One Song: “New Realization” by Sublime
Okay, onto the fun because retirement should be fun. No, this song isn’t about retirement, but it is about turning a new page — in this case, by telling off an ex-girlfriend. It’s one of Sublime’s earliest tracks and is almost unrecognizable from their other music. It’s also just an absolute jam, and one of my favorite songs to start a windows-down summer drive with.
One Book: A Man Called Ove by Fredrik Backman
This book paints a pretty grim picture of retirement and old age, to be honest, but the whole point is to bring it back to a place of joy. And then brutal, gut-wrenching sadness. Yay. I’m being silly, though. It’s an amazing book with a plain but provocative message: Life is never over until it’s over.
One Hack: Credit Card Point Transfers
Everybody knows about credit card points, but how much do you know about point transferring? I’ve only recently started exploring this and it’s a pretty ingenious travel hack. You can transfer your credit card points to airline or hotel rewards programs, and often get more bang for your buck — especially if you’re taking advantage of limited-time deals and offers. I saw one guy on TikTok book a $20,000 private island for like $3,000 worth of points by taking advantage of a Hilton bonus deal and exchanging credit card points into Hilton’s program. Here’s a good resource to see how exchange rates work.
One Hollywood: The Four Seasons, Netflix
Lindsay and I recently binged this dramedy about a year in the life of three couples on the verge of their golden years. After one couple gets divorced, it makes things incredibly awkward for everybody else, and yet they persist. It’s not ground-breaking or anything, but it’s reasonably funny and occasionally poignant.

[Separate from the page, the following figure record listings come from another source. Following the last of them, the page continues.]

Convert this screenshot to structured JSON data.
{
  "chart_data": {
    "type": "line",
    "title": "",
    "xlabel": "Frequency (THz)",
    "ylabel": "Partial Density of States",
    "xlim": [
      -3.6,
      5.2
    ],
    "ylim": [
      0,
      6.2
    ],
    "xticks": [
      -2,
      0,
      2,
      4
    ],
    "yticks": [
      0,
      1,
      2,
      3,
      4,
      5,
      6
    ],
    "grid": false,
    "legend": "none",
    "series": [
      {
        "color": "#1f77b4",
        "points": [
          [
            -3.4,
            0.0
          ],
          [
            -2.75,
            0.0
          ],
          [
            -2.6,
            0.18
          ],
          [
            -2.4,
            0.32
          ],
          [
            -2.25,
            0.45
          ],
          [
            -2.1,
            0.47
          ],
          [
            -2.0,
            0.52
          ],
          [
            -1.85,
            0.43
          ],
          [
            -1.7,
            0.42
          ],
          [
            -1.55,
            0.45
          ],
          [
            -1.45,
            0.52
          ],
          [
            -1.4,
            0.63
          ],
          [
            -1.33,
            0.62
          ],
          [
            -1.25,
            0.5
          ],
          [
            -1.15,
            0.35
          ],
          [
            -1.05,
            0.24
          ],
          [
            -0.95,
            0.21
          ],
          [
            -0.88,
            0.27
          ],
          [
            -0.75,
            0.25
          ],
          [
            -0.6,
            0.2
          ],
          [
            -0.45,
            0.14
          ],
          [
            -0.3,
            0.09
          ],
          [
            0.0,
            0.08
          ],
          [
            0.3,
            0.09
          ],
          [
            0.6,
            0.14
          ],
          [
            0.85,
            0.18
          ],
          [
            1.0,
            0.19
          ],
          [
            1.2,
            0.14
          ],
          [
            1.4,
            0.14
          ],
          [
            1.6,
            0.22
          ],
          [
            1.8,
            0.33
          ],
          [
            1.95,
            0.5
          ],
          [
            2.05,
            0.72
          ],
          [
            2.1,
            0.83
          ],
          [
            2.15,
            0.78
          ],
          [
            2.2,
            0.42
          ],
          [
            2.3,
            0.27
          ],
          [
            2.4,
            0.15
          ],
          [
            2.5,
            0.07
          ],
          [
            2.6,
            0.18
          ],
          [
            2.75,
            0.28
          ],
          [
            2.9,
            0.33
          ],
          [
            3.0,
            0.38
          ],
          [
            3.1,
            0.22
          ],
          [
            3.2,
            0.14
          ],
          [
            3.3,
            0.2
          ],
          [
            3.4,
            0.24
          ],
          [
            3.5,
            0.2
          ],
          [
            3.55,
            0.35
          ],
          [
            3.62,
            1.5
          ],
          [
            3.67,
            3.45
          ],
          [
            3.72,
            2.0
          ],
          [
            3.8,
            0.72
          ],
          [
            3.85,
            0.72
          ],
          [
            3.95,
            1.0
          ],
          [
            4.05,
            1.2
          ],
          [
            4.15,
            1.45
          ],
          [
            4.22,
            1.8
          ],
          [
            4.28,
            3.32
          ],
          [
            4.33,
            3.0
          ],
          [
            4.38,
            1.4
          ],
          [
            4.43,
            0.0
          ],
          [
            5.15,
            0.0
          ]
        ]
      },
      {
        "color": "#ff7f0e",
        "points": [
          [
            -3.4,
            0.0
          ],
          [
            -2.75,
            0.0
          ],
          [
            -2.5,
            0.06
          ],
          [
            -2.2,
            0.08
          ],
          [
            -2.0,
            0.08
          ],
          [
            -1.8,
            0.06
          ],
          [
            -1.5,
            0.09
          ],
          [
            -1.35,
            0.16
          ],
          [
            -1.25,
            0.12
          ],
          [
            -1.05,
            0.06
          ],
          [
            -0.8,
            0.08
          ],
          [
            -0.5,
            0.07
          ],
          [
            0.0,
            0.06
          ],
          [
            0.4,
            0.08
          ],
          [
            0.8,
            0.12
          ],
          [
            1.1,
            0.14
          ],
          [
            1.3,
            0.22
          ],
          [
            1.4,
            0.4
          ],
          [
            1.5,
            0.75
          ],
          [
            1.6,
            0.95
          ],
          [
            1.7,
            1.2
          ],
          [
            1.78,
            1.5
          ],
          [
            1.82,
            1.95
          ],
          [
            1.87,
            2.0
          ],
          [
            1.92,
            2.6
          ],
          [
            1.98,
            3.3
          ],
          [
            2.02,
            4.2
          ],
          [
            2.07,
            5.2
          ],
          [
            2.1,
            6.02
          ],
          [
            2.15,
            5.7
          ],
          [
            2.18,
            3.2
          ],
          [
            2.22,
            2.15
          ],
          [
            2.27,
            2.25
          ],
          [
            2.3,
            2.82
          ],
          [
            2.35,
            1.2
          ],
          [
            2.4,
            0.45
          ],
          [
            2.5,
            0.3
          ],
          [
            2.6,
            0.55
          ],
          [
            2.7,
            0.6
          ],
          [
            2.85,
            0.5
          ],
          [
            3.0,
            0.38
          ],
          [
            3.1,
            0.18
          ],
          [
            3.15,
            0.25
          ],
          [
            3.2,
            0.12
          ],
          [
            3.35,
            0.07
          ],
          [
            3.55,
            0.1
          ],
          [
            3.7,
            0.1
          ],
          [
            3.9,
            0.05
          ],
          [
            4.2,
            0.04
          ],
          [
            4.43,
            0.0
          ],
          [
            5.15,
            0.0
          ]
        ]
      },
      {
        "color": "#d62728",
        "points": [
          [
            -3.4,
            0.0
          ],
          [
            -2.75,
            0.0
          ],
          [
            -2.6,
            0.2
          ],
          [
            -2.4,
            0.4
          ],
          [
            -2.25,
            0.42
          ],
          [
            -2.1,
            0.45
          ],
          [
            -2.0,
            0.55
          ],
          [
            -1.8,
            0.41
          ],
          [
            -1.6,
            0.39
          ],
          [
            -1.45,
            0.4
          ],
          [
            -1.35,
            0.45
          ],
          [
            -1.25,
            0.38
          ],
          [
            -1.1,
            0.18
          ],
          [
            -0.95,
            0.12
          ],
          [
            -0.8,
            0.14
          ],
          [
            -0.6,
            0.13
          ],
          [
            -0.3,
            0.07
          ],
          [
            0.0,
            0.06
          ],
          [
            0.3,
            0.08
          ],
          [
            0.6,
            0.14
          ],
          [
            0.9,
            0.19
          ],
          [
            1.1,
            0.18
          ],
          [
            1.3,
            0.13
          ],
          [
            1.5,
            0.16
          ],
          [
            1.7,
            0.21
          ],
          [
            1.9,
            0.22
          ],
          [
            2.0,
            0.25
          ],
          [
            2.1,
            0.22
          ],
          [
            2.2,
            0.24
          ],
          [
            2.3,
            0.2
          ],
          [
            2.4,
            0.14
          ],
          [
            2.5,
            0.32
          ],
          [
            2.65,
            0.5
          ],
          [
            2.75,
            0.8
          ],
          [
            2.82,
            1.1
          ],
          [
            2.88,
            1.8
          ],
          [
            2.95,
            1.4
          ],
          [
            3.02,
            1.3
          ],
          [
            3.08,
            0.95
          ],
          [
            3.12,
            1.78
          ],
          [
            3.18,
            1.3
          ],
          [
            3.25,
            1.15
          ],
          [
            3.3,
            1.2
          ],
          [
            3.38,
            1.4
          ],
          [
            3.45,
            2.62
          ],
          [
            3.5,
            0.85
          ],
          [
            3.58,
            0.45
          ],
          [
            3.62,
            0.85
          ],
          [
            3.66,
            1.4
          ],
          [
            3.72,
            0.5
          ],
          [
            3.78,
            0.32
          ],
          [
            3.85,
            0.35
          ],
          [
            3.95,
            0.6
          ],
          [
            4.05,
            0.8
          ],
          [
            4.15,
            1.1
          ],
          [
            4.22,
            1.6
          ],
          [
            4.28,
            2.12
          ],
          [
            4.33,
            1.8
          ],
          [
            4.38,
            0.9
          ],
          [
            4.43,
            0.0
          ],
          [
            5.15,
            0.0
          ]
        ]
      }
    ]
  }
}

One Musical: 25th Annual Putnam County Spelling Bee
No, 25th Annual Putnam County Spelling Bee isn’t about retirement. It’s almost like the opposite of that. But Linda has taken me to see Hamilton, Dear Evan Hansen, and Aladdin so it felt appropriate to just name a musical. The Book of Mormon is my favorite musical, but that feels too easy, so this is my second favorite musical and a better option to show you that I kind of know musicals. Which is important to me for some reason.

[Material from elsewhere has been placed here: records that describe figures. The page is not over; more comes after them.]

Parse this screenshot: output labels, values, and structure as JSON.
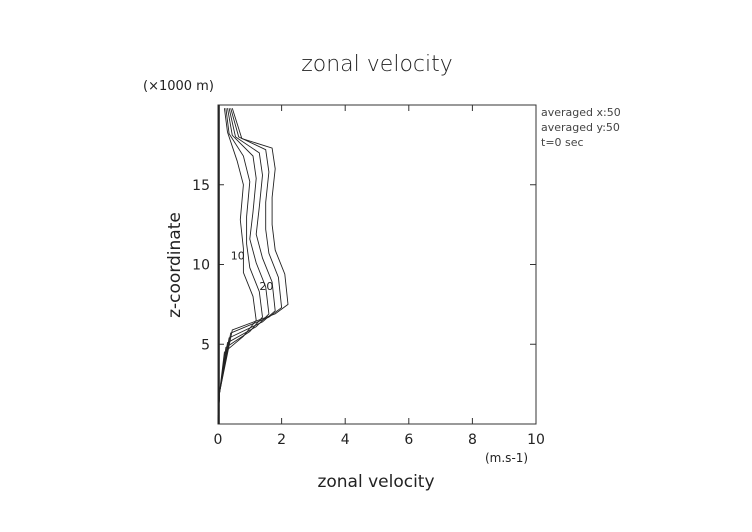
{
  "chart_data": {
    "type": "line",
    "title": "zonal velocity",
    "xlabel": "zonal velocity",
    "ylabel": "z-coordinate",
    "x_unit": "(m.s-1)",
    "y_unit": "(×1000 m)",
    "xlim": [
      0,
      10
    ],
    "ylim": [
      0,
      20
    ],
    "x_ticks": [
      "0",
      "2",
      "4",
      "6",
      "8",
      "10"
    ],
    "y_ticks": [
      "5",
      "10",
      "15"
    ],
    "annotations": [
      "averaged  x:50",
      "averaged  y:50",
      "t=0 sec"
    ],
    "contour_labels": [
      "10",
      "20"
    ],
    "grid": false,
    "series": [
      {
        "values": [
          [
            0,
            0
          ],
          [
            0.05,
            2
          ],
          [
            0.2,
            4.5
          ],
          [
            0.8,
            5.5
          ],
          [
            1.2,
            6.5
          ],
          [
            1.1,
            8
          ],
          [
            0.8,
            9.5
          ],
          [
            0.8,
            11
          ],
          [
            0.7,
            12.8
          ],
          [
            0.8,
            15
          ],
          [
            0.6,
            16.5
          ],
          [
            0.3,
            18.3
          ],
          [
            0.2,
            19.8
          ]
        ]
      },
      {
        "values": [
          [
            0,
            0
          ],
          [
            0.05,
            2
          ],
          [
            0.25,
            4.8
          ],
          [
            1.0,
            5.8
          ],
          [
            1.4,
            6.7
          ],
          [
            1.3,
            8.3
          ],
          [
            1.0,
            9.8
          ],
          [
            0.9,
            11.3
          ],
          [
            0.9,
            13
          ],
          [
            1.0,
            15.2
          ],
          [
            0.8,
            16.8
          ],
          [
            0.35,
            18.2
          ],
          [
            0.25,
            19.8
          ]
        ]
      },
      {
        "values": [
          [
            0,
            0
          ],
          [
            0.05,
            2
          ],
          [
            0.3,
            5.1
          ],
          [
            1.2,
            6.1
          ],
          [
            1.6,
            6.9
          ],
          [
            1.5,
            8.6
          ],
          [
            1.2,
            10.1
          ],
          [
            1.0,
            11.6
          ],
          [
            1.1,
            13.3
          ],
          [
            1.2,
            15.4
          ],
          [
            1.1,
            16.8
          ],
          [
            0.45,
            18.1
          ],
          [
            0.3,
            19.8
          ]
        ]
      },
      {
        "values": [
          [
            0,
            0
          ],
          [
            0.05,
            2
          ],
          [
            0.35,
            5.4
          ],
          [
            1.4,
            6.4
          ],
          [
            1.8,
            7.1
          ],
          [
            1.7,
            8.9
          ],
          [
            1.4,
            10.4
          ],
          [
            1.2,
            11.9
          ],
          [
            1.3,
            13.6
          ],
          [
            1.4,
            15.6
          ],
          [
            1.3,
            17.0
          ],
          [
            0.55,
            18.0
          ],
          [
            0.35,
            19.8
          ]
        ]
      },
      {
        "values": [
          [
            0,
            0
          ],
          [
            0.05,
            2
          ],
          [
            0.4,
            5.7
          ],
          [
            1.6,
            6.7
          ],
          [
            2.0,
            7.3
          ],
          [
            1.9,
            9.2
          ],
          [
            1.6,
            10.7
          ],
          [
            1.5,
            12.2
          ],
          [
            1.5,
            13.9
          ],
          [
            1.6,
            15.8
          ],
          [
            1.5,
            17.2
          ],
          [
            0.65,
            18.0
          ],
          [
            0.4,
            19.8
          ]
        ]
      },
      {
        "values": [
          [
            0,
            0
          ],
          [
            0.05,
            2
          ],
          [
            0.45,
            5.9
          ],
          [
            1.8,
            6.9
          ],
          [
            2.2,
            7.5
          ],
          [
            2.1,
            9.4
          ],
          [
            1.8,
            10.9
          ],
          [
            1.7,
            12.5
          ],
          [
            1.7,
            14.2
          ],
          [
            1.8,
            16.0
          ],
          [
            1.7,
            17.3
          ],
          [
            0.75,
            17.9
          ],
          [
            0.45,
            19.8
          ]
        ]
      }
    ]
  }
}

A fine tribute to Linda and to teachers everywhere. I’m looking forward to her East Coast debut!
I adore you, Nick! An incredible piece and 100% truth!! You and I can take it on the road! So much love, respect, admiration, appreciation, regard and pride for the field of teaching and those incredible and strong individuals who sacrifice in order to teach all the children of strangers who have the audacity to NOT appreciate them and rarely appreciate them to the degree they deserve and have earned anyway. (Not well punctuated so we'll call that a run-on thought). Shame on anyone who puts teachers in a corner. The best of us are who we are because of our teachers!! They should be the highest paid of us all given what they have to tolerate in a day!
Safe travels and love and hugs to you and Lindsay and love and hugs to Linda on her incredible journey to retirement! We're ready to welcome her down south!